The group of farmers we selected for our first trial consisted of 278 small-scale producers in Guji, Ethiopia. Every year, the farmers deliver their freshly harvested coffee cherries for further processing to the Suke Quto washing station, one of our long-time suppliers. We introduced Fairfood’s traceability platform Trace to the supply chain to track both the farmers’ deliveries and the payments they received. The platform allows us to provide insight about these transactions to our customers.

coffee farmer

Families up to thirty-six members
Before we started the project, I calculated a price that would cover household expenses and cost of production. When the first data from actual transactions arrived, I realised how much I had underestimated the diversity of our farmers: where I had assumed an average family size of five, our dataset included families of up to thirty-six members! As a result, the data we had available on household expenses was not specific enough to make a solid claim about whether our farmers were able to earn a living income.

An additional complicating factor was that farmers are not selling all of their coffee to us. Often, families keep a share of their coffee in dried form to be sold on the local market later, much in the same way that we would use a savings account. This meant that a significant amount of coffee was invisible to us, and we had no idea how much income was earned from these sales, or from any other non-coffee related activities, such as breeding livestock or growing subsistence crops.

Above average
Farmers in Ethiopia typically receive around 10 Ethiopian Birr (USD 0,30) per kilogram of coffee cherries, depending on the region and season. Our data showed that the farmers in our trial received an amazing 27 Ethiopian Birr (USD 0,90) for their coffee. This translates into USD 6,30 per kilogram of roasted coffee going directly into the farmers’ pockets. Part of the explanation for these high prices is that this season cherry prices in the entire Guji zone were above average, but it also showed that with long term commitment and a focus on quality, we can significantly improve the income of our farmers.

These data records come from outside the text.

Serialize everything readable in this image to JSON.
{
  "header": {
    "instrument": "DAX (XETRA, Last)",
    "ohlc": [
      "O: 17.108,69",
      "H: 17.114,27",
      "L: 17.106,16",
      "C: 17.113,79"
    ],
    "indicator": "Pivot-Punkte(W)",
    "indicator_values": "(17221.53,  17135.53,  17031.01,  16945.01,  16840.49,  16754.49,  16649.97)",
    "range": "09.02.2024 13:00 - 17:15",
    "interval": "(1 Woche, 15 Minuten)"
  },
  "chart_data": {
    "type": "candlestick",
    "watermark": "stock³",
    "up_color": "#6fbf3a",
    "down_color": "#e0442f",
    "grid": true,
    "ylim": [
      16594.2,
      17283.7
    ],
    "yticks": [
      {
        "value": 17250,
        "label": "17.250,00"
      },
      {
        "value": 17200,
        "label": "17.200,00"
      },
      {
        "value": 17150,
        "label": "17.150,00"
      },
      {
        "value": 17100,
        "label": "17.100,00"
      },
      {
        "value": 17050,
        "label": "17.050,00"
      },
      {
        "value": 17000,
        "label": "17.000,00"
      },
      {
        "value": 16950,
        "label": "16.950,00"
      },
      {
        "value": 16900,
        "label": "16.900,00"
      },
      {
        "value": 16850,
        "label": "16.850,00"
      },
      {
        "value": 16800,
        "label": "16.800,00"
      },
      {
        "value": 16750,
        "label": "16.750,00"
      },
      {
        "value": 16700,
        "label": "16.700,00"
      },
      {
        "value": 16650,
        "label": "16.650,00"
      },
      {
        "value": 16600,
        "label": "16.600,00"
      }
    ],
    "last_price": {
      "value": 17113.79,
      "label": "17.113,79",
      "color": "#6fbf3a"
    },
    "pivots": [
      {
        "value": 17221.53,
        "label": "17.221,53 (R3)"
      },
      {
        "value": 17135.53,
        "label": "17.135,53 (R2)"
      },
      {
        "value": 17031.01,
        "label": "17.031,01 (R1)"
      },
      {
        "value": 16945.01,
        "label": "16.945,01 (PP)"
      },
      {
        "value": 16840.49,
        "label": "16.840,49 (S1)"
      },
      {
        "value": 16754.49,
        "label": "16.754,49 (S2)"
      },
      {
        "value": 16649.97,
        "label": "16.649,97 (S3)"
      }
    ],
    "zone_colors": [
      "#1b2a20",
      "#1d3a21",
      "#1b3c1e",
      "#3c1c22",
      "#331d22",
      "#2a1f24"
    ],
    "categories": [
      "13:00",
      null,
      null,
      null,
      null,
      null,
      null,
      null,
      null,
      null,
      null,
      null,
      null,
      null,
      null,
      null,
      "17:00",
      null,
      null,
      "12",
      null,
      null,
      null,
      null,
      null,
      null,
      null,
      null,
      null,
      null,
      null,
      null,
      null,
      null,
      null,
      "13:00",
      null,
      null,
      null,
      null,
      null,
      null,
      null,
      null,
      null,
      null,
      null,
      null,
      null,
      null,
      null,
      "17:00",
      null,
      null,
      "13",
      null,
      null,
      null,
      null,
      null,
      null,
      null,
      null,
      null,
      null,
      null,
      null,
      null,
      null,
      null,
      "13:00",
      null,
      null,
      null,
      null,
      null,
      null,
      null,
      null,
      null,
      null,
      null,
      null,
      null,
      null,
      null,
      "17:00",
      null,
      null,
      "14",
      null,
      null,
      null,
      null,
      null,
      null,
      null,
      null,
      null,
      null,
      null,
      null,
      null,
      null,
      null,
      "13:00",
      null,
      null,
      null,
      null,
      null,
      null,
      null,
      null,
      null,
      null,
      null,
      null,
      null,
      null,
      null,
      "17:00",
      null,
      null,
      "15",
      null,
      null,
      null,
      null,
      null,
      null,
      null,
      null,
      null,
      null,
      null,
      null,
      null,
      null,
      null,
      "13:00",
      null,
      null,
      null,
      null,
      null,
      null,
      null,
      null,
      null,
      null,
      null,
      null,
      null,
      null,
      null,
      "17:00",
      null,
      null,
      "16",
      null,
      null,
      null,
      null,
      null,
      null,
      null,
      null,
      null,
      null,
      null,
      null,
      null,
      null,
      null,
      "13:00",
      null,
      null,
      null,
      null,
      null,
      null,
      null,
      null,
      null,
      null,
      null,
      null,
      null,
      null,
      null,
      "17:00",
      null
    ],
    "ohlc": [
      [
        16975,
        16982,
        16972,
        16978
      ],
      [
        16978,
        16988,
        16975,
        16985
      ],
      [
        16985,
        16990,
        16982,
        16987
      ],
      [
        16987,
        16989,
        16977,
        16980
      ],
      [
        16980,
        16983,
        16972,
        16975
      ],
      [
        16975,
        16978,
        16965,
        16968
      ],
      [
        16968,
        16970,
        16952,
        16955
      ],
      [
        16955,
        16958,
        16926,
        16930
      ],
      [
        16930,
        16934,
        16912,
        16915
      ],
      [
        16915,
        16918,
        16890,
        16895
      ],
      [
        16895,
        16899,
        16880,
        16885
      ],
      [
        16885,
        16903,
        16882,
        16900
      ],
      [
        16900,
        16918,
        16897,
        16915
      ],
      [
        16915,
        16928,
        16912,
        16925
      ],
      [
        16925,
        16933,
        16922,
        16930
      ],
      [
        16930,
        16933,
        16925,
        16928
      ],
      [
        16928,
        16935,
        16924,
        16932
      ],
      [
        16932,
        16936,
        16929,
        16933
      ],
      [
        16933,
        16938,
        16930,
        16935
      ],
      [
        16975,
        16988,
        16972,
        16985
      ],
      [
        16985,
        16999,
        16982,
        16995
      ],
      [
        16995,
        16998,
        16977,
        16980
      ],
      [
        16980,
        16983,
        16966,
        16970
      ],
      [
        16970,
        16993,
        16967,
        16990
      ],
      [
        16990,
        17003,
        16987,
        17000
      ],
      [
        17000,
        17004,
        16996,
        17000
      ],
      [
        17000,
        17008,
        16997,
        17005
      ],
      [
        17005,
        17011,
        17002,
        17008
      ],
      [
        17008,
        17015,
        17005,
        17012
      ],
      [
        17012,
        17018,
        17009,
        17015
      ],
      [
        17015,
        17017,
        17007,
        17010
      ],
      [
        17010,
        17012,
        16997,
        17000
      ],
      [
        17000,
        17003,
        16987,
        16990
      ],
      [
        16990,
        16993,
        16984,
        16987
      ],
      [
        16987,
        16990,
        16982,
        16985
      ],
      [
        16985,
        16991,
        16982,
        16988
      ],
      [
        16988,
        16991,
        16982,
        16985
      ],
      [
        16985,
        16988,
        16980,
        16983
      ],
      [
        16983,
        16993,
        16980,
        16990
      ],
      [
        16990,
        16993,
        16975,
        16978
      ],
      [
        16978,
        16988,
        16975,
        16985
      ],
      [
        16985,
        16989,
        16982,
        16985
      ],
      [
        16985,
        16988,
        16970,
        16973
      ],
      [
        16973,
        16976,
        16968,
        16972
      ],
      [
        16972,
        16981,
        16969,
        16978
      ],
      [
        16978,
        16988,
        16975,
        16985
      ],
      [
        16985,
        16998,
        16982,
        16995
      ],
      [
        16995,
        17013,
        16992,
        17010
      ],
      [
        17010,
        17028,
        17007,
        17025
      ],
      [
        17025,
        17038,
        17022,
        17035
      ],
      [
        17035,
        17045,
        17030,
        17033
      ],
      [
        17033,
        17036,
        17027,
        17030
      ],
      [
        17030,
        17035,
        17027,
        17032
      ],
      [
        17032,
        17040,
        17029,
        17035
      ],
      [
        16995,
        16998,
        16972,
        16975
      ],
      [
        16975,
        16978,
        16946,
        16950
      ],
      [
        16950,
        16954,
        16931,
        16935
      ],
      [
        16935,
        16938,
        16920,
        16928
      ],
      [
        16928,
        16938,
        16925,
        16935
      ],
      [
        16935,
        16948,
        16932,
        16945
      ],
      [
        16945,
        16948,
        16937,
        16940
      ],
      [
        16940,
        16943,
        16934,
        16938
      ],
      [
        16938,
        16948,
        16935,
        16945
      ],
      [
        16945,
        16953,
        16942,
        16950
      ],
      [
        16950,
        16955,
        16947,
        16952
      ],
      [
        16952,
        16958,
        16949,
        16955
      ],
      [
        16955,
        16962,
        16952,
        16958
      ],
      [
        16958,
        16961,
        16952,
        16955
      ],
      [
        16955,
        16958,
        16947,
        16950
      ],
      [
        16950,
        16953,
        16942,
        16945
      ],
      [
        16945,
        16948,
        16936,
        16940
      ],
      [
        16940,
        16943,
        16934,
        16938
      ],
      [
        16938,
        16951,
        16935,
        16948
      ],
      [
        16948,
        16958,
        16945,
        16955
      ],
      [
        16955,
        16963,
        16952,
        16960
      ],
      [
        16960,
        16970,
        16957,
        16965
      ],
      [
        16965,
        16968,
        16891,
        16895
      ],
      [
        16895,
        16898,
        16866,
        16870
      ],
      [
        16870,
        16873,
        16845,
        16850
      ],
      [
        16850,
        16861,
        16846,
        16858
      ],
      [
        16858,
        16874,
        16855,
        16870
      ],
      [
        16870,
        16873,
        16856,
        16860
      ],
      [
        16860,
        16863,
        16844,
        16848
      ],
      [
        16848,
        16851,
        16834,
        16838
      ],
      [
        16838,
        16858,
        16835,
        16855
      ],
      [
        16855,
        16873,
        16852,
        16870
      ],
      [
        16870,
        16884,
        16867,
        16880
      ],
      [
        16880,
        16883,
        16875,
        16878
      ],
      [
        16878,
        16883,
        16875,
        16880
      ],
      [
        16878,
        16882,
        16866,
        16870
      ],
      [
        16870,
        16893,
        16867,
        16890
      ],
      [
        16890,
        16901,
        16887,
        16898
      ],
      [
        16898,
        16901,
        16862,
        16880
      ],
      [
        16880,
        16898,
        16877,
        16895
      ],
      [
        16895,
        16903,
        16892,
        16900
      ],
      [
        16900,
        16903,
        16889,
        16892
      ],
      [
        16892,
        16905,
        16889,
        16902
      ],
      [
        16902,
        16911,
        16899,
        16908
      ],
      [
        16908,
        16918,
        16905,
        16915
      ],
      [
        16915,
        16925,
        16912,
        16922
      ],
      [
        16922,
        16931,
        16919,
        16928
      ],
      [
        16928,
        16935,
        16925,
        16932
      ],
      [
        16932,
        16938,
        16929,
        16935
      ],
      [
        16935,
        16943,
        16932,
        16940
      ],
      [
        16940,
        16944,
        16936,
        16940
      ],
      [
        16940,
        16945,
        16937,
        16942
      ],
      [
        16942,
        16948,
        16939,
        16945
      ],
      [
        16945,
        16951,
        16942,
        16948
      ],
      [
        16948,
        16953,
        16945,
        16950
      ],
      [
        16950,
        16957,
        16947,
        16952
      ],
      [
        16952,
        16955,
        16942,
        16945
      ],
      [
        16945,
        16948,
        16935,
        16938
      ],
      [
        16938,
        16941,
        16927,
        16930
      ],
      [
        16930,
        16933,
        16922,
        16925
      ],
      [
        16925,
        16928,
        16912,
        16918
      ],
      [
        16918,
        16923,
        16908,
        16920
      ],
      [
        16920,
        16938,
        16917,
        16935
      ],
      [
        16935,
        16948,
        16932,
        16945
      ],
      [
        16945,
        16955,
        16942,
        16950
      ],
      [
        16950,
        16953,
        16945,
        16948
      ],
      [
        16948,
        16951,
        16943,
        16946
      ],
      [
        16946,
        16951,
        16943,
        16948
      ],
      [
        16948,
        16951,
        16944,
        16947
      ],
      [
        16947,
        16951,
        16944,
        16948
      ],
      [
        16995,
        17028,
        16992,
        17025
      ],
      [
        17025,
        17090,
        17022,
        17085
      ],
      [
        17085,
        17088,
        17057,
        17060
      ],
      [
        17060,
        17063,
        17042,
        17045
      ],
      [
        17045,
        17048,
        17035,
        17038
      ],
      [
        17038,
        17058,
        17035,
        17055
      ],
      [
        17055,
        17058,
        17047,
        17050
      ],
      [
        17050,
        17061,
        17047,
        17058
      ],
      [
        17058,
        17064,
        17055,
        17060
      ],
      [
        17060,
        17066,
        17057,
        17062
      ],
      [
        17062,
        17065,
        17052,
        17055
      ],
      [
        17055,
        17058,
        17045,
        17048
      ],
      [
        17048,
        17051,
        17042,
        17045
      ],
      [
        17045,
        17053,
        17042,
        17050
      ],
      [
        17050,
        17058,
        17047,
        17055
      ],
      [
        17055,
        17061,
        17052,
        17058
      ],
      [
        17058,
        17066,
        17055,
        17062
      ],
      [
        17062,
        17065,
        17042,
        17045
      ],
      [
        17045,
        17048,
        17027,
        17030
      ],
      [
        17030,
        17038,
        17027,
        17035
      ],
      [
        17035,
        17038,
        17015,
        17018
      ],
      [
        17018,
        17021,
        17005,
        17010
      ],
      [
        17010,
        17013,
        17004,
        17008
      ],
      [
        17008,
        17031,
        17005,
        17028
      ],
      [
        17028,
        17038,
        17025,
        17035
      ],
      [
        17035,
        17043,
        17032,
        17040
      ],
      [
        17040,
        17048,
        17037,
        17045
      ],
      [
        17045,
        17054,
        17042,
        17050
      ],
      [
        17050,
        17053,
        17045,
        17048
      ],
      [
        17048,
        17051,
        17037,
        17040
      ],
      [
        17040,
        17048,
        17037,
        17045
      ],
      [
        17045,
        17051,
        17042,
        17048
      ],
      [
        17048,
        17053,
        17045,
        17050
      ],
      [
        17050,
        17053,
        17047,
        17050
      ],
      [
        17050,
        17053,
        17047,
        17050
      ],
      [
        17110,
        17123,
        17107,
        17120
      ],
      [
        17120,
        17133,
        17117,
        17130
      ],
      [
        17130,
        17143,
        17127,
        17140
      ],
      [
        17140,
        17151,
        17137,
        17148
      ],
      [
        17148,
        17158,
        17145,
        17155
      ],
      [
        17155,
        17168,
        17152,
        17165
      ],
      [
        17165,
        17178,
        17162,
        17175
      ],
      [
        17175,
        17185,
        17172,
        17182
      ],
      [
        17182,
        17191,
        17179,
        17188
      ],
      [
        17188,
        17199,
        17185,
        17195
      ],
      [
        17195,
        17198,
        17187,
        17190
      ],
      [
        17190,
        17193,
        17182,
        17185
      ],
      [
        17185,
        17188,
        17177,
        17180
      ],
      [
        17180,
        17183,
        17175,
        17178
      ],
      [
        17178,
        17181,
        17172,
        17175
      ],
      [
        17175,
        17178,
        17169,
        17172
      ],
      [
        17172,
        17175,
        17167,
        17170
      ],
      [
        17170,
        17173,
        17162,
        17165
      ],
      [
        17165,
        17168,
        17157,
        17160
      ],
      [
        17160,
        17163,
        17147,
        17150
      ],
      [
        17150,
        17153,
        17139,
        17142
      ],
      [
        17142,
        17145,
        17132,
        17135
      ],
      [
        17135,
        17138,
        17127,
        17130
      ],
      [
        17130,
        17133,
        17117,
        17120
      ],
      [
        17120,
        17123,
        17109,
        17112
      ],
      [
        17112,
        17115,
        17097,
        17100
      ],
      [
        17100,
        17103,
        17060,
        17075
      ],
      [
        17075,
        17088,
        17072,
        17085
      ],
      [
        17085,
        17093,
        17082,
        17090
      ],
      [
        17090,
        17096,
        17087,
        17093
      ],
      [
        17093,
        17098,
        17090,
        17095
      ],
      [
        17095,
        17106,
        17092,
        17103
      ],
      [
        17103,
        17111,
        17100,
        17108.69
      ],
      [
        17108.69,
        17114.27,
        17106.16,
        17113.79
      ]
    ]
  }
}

Was our price enough to cover cost of production and household expenses, to allow farmers to reach a living income? The honest answer is that there is too much diversity between the farmers to draw that conclusion with the available data. For the coming season, we will need to develop partnerships to gather much more data about cost of production and household expenses in the different sourcing regions in Ethiopia. Only then can we make coffee truly poverty-free!